Un soir dans un bus.
Un gars est assis; la quarantaine, longiligne, barbu, débraillé. Le genre un peu pouilleux, que tu ne sais pas trop si c'est un marginal qui conchie la société (Et donc le savon), un psychopathe meurtrier qui n'attend que de dégoupiller, ou juste un crado un peu alcoolo/paumé qui voit des choses même quand il a les yeux fermés.

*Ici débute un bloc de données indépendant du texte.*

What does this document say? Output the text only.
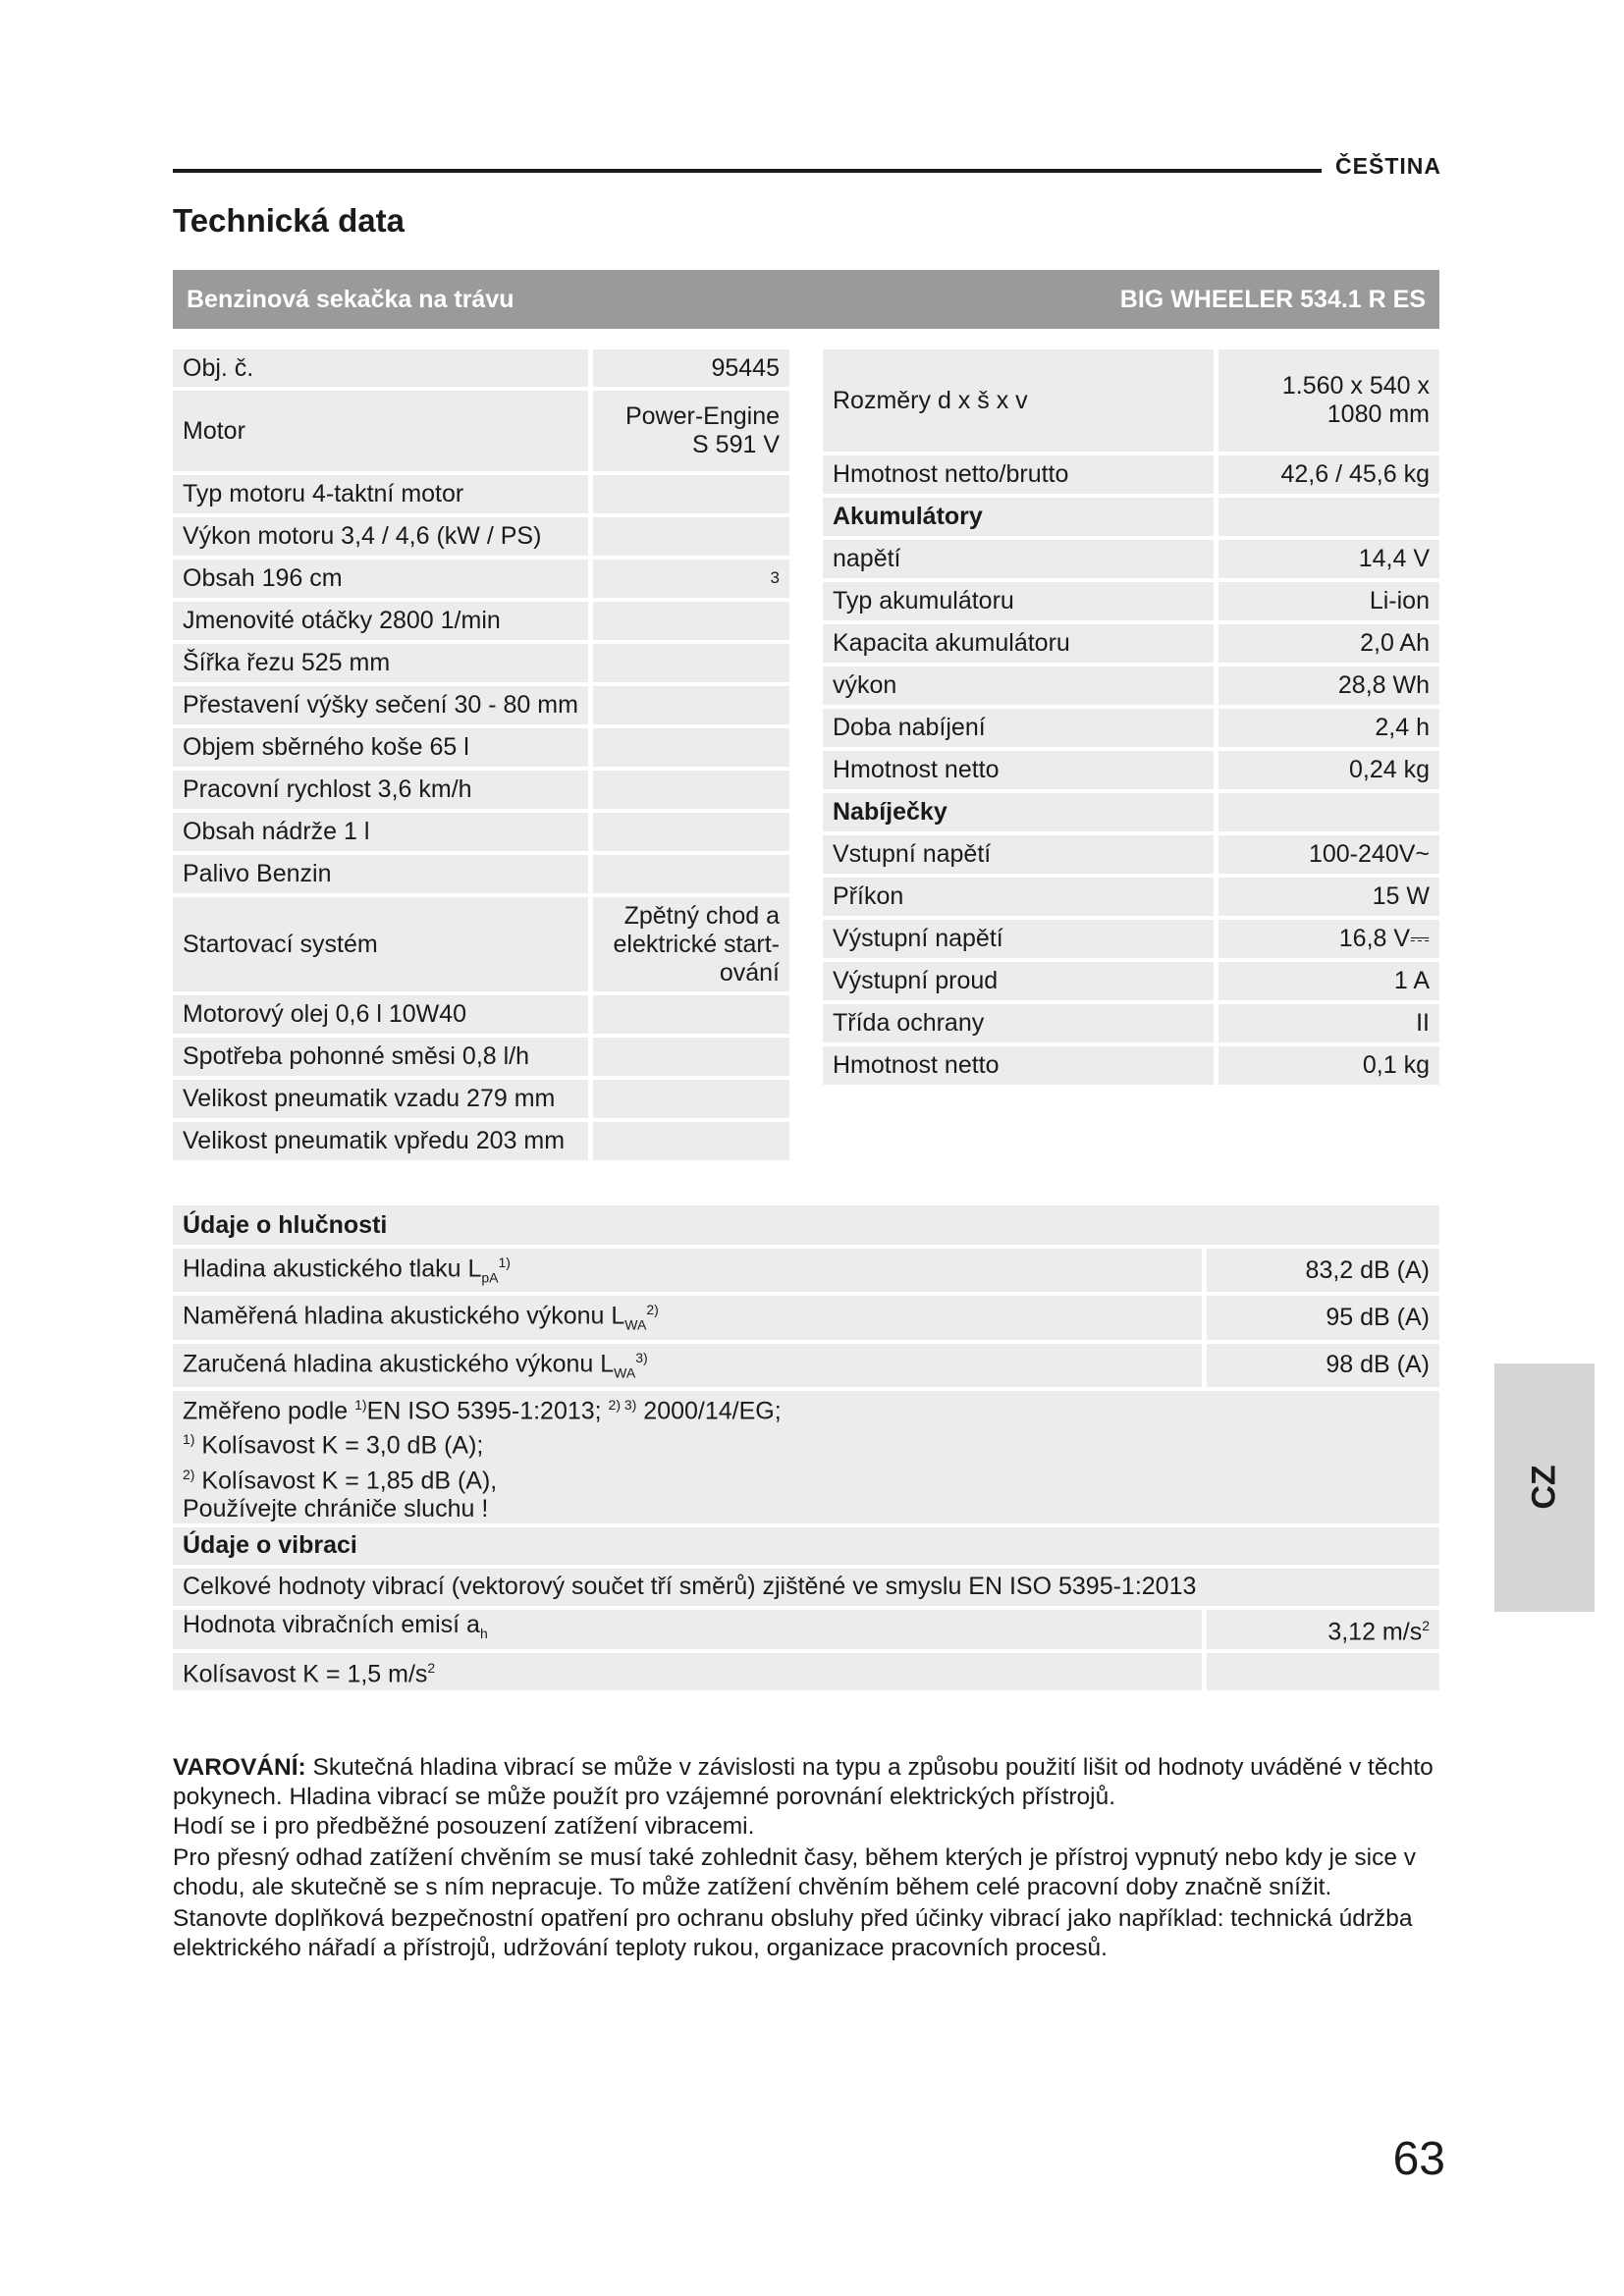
ČEŠTINA
Technická data
Benzinová sekačka na trávu	BIG WHEELER 534.1 R ES
Obj. č.	95445
Motor	Power-Engine S 591 V
Typ motoru 4-taktní motor	
Výkon motoru 3,4 / 4,6 (kW / PS)	
Obsah 196 cm	3
Jmenovité otáčky 2800 1/min	
Šířka řezu 525 mm	
Přestavení výšky sečení 30 - 80 mm	
Objem sběrného koše 65 l	
Pracovní rychlost 3,6 km/h	
Obsah nádrže 1 l	
Palivo Benzin	
Startovací systém	Zpětný chod a elektrické start-ování
Motorový olej 0,6 l 10W40	
Spotřeba pohonné směsi 0,8 l/h	
Velikost pneumatik vzadu 279 mm	
Velikost pneumatik vpředu 203 mm	
Rozměry d x š x v	1.560 x 540 x 1080 mm
Hmotnost netto/brutto	42,6 / 45,6 kg
Akumulátory	
napětí	14,4 V
Typ akumulátoru	Li-ion
Kapacita akumulátoru	2,0 Ah
výkon	28,8 Wh
Doba nabíjení	2,4 h
Hmotnost netto	0,24 kg
Nabíječky	
Vstupní napětí	100-240V~
Příkon	15 W
Výstupní napětí	16,8 V⎓
Výstupní proud	1 A
Třída ochrany	II
Hmotnost netto	0,1 kg
Údaje o hlučnosti	
Hladina akustického tlaku $L_{pA}^{1)}$	83,2 dB (A)
Naměřená hladina akustického výkonu $L_{WA}^{2)}$	95 dB (A)
Zaručená hladina akustického výkonu $L_{WA}^{3)}$	98 dB (A)

Změřeno podle $^{1)}$EN ISO 5395-1:2013; $^{2) 3)}$ 2000/14/EG;
$^{1)}$ Kolísavost K = 3,0 dB (A);
$^{2)}$ Kolísavost K = 1,85 dB (A),
Používejte chrániče sluchu !	

Údaje o vibraci	
Celkové hodnoty vibrací (vektorový součet tří směrů) zjištěné ve smyslu EN ISO 5395-1:2013	
Hodnota vibračních emisí $a_h$	3,12 $m/s^2$
Kolísavost K = 1,5 $m/s^2$	

VAROVÁNÍ: Skutečná hladina vibrací se může v závislosti na typu a způsobu použití lišit od hodnoty uváděné v těchto pokynech. Hladina vibrací se může použít pro vzájemné porovnání elektrických přístrojů.
Hodí se i pro předběžné posouzení zatížení vibracemi.

Pro přesný odhad zatížení chvěním se musí také zohlednit časy, během kterých je přístroj vypnutý nebo kdy je sice v chodu, ale skutečně se s ním nepracuje. To může zatížení chvěním během celé pracovní doby značně snížit.

Stanovte doplňková bezpečnostní opatření pro ochranu obsluhy před účinky vibrací jako například: technická údržba elektrického nářadí a přístrojů, udržování teploty rukou, organizace pracovních procesů.

CZ
63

Entre une Patate, fatiguée de sa journée, qui se précipite sur la première place assise venue. Comme d'hab'. Tout près du pouilleux, forcément.
Même que la Patate, elle ne dit rien, mais elle fronce un peu le nez. Discrètement, des fois que le pouilleux soit un dangereux malade prêt à buter tout le véhicule à la moindre provocation en commençant par votre tubercule favori. Ceci dit, une place assise dans un bus bondé ne se refuse pas, et cela pourrait être pire : le gars ne pue pas.

Tout d'un coup, le pouilleux engage la conversation.
J'aime autant vous dire que c'est le genre de conversation que Dame Patate préfère éviter, rapport toujours au risque de dégoupillage si on n'a pas l'air d'adhérer à la diatribe qui ne manque jamais de suivre, et puis on parle pas aux inconnus, et puis on ne sait jamais, si après il me suivait ?
Sauf que là, non. On a parlé.

Est-ce que le pouilleux s'était magiquement révélé bien sous tous rapports et n'ayant eu que le tort d'oublier de se laver ? (Et de se raser ?) (Et de se coiffer ?) (Et de mettre des chaussettes dans ses baskets ?) (Et de changer de jean ?) (Et de recoudre la manche de sa veste ?)
Non plus. C'était bien un crado au discours un peu décalé et à l'élocution légèrement ralentie.

Mais on a parlé tricot.
Parce qu'une fois assise et bien installée, j'avais sorti le mien pour occuper le trajet, et qu'il m'a dit "c'est joli ce que vous faites". Conversation totalement surréaliste entre une Patate proprette un chouille BCBG et le pouilleux que jamais elle n'aurait cru écouter.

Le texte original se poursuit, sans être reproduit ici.